Cooking, Family, Food and Drink, Friendship, History, Recipes

Friday Food and Drink Post: Have Your (War) Cake and Eat It, Too

To commemorate the 74th anniversary of V-J Day on August 15, herewith, a couple of family recipes for War Cake a more-or-less appetizing (de gustibus, and all that) sop to the sweet tooth of the war-weary denizens from the Old and New Worlds. One is from 1942 and was shared with me by a friend in the early 1970s, and the other we found handwritten on a slip of paper that fell out of my grandmother’s favorite cookbook when we were sorting out her stuff after she died. It and the paper it’s written on are of sufficient antiquity that it’s quite possible this one is from WWI. Our guess is that it was sent to Granny by the branch of the family that emigrated to British Columbia; hence its name, Canadian Cake (click to embiggen):

War cakes were made with basic ingredients, usually ones that kept well, and ones which could be stockpiled until there were enough of them to splurge on such a treat. They were usually very light on fresh ingredients and egg and dairy products, including butter, most of which were consumed as soon as possible, and others’ rations of which were often given to children. Plain fats, likely those rendered from other cooking projects were kept and used–lard, suet, bacon (if you could get it) grease, newer and cheaper fats such as margarine and shortening–whatever could be obtained or kept long enough for the purpose.
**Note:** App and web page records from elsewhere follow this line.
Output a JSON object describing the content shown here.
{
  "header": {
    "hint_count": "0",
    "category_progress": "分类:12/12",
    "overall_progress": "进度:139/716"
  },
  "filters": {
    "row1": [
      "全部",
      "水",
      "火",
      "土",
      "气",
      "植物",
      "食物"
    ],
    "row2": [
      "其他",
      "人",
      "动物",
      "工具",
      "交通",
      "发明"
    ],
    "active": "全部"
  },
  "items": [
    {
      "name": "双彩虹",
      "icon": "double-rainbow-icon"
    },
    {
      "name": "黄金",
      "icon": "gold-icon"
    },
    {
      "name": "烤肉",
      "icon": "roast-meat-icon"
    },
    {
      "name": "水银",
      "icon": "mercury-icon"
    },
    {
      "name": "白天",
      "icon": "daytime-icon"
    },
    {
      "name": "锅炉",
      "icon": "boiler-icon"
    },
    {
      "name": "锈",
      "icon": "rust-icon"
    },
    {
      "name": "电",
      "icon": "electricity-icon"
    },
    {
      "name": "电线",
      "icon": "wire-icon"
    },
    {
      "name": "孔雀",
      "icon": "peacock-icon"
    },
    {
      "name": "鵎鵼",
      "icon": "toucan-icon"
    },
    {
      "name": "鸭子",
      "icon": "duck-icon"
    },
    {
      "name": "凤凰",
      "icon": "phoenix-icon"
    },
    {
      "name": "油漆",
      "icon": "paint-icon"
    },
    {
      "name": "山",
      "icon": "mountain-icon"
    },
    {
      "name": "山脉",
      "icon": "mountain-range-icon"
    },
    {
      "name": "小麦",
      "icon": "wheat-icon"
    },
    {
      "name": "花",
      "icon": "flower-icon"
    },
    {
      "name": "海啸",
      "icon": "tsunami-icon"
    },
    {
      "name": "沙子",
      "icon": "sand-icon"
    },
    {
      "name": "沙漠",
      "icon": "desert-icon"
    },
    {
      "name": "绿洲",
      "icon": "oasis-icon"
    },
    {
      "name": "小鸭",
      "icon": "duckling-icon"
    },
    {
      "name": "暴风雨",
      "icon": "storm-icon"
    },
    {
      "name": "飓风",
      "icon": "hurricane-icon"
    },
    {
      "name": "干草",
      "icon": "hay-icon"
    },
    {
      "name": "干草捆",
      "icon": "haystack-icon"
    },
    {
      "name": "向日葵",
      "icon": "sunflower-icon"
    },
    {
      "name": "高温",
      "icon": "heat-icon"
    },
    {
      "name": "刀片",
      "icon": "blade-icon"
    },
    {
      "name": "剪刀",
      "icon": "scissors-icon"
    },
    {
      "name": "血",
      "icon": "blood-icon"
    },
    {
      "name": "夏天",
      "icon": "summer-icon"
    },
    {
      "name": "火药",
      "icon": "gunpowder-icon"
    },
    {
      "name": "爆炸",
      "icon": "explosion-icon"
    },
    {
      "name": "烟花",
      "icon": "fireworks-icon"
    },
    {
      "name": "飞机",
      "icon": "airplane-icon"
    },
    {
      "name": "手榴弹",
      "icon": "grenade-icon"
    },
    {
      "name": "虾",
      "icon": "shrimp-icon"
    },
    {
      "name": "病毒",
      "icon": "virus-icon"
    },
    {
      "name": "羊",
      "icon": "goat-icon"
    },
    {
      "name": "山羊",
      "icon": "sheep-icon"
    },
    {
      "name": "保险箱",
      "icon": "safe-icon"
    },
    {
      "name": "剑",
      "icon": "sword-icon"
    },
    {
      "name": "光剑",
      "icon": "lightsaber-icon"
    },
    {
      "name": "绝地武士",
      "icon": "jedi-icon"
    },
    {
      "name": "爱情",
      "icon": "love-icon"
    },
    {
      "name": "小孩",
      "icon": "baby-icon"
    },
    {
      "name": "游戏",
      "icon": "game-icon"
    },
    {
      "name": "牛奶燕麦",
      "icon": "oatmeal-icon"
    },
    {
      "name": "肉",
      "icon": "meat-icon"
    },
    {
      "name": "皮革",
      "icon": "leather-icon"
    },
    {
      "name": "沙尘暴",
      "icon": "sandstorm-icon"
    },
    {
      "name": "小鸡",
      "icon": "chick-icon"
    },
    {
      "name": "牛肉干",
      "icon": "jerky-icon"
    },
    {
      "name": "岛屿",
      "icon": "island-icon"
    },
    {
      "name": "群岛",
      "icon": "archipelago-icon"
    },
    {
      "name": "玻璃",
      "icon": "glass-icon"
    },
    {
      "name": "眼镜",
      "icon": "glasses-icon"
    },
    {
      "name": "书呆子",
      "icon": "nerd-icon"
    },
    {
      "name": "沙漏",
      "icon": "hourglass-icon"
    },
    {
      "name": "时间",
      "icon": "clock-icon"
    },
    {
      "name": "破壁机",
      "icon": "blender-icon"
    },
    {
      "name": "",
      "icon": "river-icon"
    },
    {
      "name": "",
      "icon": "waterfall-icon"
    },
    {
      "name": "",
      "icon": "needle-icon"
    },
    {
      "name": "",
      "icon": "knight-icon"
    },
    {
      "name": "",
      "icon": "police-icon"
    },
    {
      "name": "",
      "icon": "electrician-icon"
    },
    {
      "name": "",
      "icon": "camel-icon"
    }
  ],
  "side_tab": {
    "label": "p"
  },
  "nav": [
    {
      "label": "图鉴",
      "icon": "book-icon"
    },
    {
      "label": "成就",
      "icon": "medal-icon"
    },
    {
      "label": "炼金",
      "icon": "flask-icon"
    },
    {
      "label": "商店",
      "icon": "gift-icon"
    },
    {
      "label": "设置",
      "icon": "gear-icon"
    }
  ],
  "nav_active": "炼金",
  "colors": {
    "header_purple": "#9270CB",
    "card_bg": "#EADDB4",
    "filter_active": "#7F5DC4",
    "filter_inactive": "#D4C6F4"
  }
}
And when you had enough, you got your bowls and pans out, preheated your oven (coal, coke, wood, sometimes gas, and increasingly electric) to a “moderate” heat (350F-375F) and went to town.

The second War Cake recipe I have is this one:

8 oz brown sugar
4 oz shortening
2 cups boiling water
10 oz seeded raisins
1 teaspoon salt

Boil the above ingredients gently together for ten minutes. Then cool.

Add:
1 teaspoon nutmeg
1 teaspoon ginger
2 teaspoons cinnamon
1/2 teaspoon cloves
1 teaspoon ginger
2 teaspoons bicarbonate of soda
1 lb flour

Mix. Pour into loaf pan and bake in slow oven, 2 hours at 275F.

I’m not suggesting you try these. They’re a bit of an acquired taste. They both have quite the “fruitcake” vibe, and Lord knows I’ve done my turn in the barrel defending fruitcake too many times on the Internet not to know how that conversation usually goes.

But the fact of the matter is that people have been inventing, adjusting, and improvising with recipes since time immemorial, to use what they had, what was left over, what they could scrounge, what they could afford, eliminating what they didn’t like, and adding what they did. They’ve been substituting when they ran out, having brilliant (and not so brilliant) ideas for new and delicious (and not so delicious) dishes for hundreds of thousands of years. Where else do you think such old-time British delicacies as cold boiled mutton, toad in the hole, bubble and squeak, and haggis, came from? They didn’t come from a people with French chefs and bottomless privilege, that’s for sure.

It’s gratifying and inspiring when our kitchen experiments work. It can be devastating or hilarious when they don’t. Maybe its time to share some of those recipes. Your creative challenges. That time you made a mouth-watering meal which arose, like a phoenix from the ashes, out of an about-to-expire selection of leftovers in the fridge. That one-dish-wonder you made completely from canned food. (No peas, please. There will be no tinned peas on this thread.) Times you’ve had to think on your feet to rescue a recipe, or snatch victory from the jaws of defeat in the kitchen. Times when things have worked brilliantly. And times when things haven’t gone so well. Think of it as cooking therapy. We’re not here to judge you (well, except for the peas). Have at it.

Just don’t overdo it. You’ll probably know when you’ve gone too far:

PS: That V-J Day business? Thank you, all those who served in the cause of freedom, before, during, and since. I don’t forget.